Shortly thereafter, the two companies announced that they had merged, creating the largest dedicated Web hosting provider in the market, with more than 20,000 clients and 50,000 dedicated servers under management.

Executives from both companies say they don’t see the deal ushering in any big changes in the dedicated hosting market. But the significant resources, scale and stability of the new organization will likely enable the two brands, already leaders in the dedicated hosting field, to set the tone for that particular segment of the Web hosting business.

The companies have said they intend for EV1Servers and The Planet to continue to operate as separate brands, but the new potential for the sharing of intellectual property and business practices has obvious benefits for both sides.

Jeff Lowenberg, vice president of operations at EV1, and his counterpart at The Planet, chief operating officer Will Charnock, have begun discussing the ways in which the companies can share resources and ideas.

“The way that I look at it,” says Lowenberg, “we will certainly share technologies that the two companies have developed, and Will and I will be looking at different ways that each company does things, and whoever does it best we’ll start adopting that technology to the other company. But the two companies will continue to have their own identities and their own brands.”

And, in addition to sharing technologies the companies have developed, or are developing, the new organization will benefit from the potential to combine technology resources.


“There is that opportunity,” says Charnock. “And some of the things that we’re kicking around internally are some products that kind of leverage the two different physical locales for some products and things like that.”

The doubling up of engineering staff and resources has the potential to immediately impact the speed and confidence with which the post-merger organization can develop new products and bring them to market. Rather than fundamentally changing anything about the dedicated hosting market, the merger, say its participants, will have its most immediate and most profound effects on the way they do business, and their ability to do so. The significant boost in financial solidity, for instance, could be of considerable interest to customers.

“From my perspective,” says Charnock, “if there are going to be any changes, they’re going to be for the better.

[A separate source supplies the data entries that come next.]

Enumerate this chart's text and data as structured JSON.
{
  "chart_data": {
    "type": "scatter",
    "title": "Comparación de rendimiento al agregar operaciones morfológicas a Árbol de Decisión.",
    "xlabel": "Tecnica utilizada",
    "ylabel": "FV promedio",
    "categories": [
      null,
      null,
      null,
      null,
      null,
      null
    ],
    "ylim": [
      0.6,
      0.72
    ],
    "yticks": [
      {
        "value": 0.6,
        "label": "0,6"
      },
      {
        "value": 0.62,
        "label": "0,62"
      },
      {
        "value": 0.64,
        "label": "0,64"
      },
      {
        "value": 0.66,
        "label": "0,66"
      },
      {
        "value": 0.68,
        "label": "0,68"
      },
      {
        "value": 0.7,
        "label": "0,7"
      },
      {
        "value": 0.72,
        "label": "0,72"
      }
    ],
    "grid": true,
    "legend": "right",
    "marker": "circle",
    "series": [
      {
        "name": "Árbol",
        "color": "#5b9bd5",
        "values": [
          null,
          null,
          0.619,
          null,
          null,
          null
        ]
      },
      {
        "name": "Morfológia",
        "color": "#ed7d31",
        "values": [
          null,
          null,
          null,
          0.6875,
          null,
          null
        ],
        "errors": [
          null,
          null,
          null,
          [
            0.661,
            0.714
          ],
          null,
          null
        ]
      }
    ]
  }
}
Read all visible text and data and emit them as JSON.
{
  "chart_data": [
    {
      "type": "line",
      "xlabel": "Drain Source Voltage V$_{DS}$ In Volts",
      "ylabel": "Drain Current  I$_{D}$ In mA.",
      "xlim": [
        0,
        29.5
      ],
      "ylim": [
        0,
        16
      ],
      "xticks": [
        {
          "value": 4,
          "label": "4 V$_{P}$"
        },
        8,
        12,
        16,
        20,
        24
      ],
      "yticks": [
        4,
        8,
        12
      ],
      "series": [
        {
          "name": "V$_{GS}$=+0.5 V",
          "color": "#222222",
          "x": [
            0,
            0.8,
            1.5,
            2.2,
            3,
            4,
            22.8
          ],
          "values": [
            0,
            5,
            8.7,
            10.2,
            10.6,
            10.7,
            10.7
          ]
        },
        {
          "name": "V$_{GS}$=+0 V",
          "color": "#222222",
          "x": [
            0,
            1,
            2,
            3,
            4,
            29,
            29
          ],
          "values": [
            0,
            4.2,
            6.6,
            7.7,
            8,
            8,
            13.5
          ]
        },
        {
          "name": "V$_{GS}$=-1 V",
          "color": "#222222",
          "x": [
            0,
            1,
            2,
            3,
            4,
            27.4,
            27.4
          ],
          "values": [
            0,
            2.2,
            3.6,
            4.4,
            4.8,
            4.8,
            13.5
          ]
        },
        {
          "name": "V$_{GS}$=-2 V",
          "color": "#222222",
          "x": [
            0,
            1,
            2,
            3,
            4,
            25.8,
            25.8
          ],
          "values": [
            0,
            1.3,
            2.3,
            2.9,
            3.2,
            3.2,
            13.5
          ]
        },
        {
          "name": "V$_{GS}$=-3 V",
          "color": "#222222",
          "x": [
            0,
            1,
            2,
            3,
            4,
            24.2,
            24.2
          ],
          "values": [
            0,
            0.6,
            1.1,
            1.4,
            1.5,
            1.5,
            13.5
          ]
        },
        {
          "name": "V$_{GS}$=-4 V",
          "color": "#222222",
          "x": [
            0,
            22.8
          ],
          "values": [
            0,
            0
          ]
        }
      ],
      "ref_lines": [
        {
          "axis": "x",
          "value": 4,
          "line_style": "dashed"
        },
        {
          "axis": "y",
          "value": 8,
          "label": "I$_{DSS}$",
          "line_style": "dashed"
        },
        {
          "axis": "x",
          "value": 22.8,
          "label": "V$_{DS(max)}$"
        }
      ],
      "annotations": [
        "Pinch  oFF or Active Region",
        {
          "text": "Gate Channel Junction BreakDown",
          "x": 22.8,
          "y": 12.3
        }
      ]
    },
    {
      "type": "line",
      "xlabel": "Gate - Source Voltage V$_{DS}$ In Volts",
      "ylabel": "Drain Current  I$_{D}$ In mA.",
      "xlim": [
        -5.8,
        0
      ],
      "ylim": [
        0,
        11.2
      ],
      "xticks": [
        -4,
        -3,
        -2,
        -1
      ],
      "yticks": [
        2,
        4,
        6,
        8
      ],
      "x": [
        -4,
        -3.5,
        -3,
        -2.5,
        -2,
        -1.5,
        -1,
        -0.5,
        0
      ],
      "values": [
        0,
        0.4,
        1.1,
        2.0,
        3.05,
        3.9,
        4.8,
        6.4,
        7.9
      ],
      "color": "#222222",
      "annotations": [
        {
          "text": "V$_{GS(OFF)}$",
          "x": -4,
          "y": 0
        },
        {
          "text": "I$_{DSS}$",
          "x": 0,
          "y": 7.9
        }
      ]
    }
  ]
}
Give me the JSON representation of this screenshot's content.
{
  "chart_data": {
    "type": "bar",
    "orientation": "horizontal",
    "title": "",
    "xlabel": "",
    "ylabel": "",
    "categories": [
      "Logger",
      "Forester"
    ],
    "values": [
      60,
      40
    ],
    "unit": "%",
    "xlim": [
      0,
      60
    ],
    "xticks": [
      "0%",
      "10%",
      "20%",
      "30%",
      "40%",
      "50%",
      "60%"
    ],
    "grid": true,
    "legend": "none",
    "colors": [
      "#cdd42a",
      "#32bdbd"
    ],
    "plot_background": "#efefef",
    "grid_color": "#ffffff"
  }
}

I think for the customer, as a whole, combined we’re a very strong company. We’ve seen some of our competitors disappear overnight. And when you look at us now, you have to know that we’re going to be around for the long haul. And you can feel secure when you take your services to us.”

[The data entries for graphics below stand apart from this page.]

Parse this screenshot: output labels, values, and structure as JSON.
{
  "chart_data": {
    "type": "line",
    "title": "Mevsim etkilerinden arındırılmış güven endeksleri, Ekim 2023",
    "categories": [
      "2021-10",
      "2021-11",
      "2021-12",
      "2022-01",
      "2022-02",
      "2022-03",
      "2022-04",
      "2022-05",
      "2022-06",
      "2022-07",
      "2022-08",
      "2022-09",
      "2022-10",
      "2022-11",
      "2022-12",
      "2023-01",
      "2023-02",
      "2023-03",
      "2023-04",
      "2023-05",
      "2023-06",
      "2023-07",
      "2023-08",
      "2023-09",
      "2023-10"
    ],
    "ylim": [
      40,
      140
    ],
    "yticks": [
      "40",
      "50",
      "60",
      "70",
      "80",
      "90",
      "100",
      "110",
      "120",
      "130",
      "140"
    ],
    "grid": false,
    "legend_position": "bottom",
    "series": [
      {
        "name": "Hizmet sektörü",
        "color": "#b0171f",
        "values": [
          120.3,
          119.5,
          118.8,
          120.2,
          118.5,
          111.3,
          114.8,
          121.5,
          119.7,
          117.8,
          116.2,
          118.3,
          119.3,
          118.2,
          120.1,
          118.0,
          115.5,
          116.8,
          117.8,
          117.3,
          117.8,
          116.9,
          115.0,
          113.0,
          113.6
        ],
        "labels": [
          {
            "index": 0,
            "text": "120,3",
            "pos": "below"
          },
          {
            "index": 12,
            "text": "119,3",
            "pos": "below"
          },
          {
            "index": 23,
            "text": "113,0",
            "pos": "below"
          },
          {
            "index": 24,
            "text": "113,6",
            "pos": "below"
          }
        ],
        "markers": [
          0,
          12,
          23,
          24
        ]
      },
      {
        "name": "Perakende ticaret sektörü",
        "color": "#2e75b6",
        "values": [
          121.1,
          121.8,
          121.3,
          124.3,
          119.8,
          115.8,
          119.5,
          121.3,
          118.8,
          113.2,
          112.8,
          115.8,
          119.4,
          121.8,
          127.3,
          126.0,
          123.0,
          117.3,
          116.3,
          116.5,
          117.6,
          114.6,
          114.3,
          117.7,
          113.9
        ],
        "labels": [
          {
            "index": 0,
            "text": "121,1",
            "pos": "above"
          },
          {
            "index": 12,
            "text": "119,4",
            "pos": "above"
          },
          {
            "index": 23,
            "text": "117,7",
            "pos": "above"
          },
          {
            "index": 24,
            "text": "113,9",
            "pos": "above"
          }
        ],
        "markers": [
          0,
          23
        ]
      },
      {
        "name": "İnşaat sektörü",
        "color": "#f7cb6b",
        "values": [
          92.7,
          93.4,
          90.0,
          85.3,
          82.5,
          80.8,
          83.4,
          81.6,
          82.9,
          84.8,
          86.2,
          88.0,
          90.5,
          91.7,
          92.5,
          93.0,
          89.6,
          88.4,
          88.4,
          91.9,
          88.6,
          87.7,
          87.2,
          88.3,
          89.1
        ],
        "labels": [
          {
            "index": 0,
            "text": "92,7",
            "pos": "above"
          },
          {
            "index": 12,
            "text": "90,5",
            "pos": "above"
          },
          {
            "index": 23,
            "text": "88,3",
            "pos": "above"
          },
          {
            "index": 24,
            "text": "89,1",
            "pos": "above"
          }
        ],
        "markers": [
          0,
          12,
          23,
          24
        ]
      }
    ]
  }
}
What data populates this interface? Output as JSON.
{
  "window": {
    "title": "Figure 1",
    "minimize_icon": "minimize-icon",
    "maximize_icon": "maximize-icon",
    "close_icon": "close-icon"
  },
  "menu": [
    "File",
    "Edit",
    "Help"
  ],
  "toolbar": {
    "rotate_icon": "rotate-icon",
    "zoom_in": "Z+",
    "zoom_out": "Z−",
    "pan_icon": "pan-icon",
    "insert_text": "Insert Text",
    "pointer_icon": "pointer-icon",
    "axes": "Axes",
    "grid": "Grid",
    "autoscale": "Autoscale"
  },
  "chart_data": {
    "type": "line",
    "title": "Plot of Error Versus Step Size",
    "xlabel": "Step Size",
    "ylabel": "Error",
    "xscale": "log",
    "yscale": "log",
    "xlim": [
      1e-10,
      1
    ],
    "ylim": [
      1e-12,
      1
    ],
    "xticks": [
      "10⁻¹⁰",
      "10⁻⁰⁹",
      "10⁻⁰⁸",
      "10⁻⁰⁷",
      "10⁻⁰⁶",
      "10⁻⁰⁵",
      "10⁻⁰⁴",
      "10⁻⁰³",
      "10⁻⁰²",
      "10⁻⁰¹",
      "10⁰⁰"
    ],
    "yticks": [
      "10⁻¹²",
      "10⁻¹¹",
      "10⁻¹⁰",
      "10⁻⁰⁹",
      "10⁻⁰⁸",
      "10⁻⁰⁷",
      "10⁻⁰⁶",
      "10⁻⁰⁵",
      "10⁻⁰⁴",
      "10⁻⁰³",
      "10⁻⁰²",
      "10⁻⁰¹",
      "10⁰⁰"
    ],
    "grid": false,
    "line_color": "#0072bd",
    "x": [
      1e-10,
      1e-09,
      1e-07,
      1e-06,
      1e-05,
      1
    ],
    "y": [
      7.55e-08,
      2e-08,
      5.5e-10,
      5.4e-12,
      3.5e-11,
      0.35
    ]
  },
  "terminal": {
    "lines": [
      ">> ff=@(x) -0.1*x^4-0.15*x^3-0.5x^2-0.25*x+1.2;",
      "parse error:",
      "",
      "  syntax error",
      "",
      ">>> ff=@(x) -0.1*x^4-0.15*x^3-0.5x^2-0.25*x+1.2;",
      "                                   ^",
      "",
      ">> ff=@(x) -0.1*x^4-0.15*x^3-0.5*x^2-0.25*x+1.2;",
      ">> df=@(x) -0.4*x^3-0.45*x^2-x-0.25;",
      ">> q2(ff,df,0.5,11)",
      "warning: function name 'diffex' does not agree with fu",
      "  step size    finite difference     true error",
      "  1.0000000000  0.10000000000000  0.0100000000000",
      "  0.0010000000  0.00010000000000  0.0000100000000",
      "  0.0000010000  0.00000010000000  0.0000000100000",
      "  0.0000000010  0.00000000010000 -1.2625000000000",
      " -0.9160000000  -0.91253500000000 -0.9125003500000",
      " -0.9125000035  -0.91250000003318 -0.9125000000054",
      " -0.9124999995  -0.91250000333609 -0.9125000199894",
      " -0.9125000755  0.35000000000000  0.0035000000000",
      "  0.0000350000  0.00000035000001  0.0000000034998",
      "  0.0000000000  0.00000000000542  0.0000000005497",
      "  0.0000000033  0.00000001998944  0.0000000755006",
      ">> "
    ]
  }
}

There is plenty of overlap in the partnerships held by the two companies, and while the deal may not immediately create any new vendor relationships for either company, it may have the potential to change their existing relationships.

“We share many of our vendors,” says Charnock. “So it’s hard to pick Microsoft and say ‘that’s an immediate benefit,’ because we already have essentially the same relationship with Microsoft that EV1 does, I believe. So in that respect, I think the benefit is that we’re now a much larger entity, and we can leverage that into maybe having a little more input into features going forward, helping them develop some of their products to suit what our customers are asking for and things like that.”

Interestingly, given the nature of the Web hosting business, the similarity of the two companies in terms of their products and general approach to the business make it very easy for them to slip into a collaborative relationship. It is no big surprise that two companies succeeding in dedicated hosting are operating very similarly.

“We didn’t have a working relationship [prior to the acquisitions and merger],” says Lowenberg, “but it was good competition between us, as it was two of the biggest, if not the biggest in this particular section of the market. We drove each other to improve our service offerings, and we’ll continue to do so. Only now it won’t be so much one against the other. We’ll be forcing the rest of the market to keep up with us.”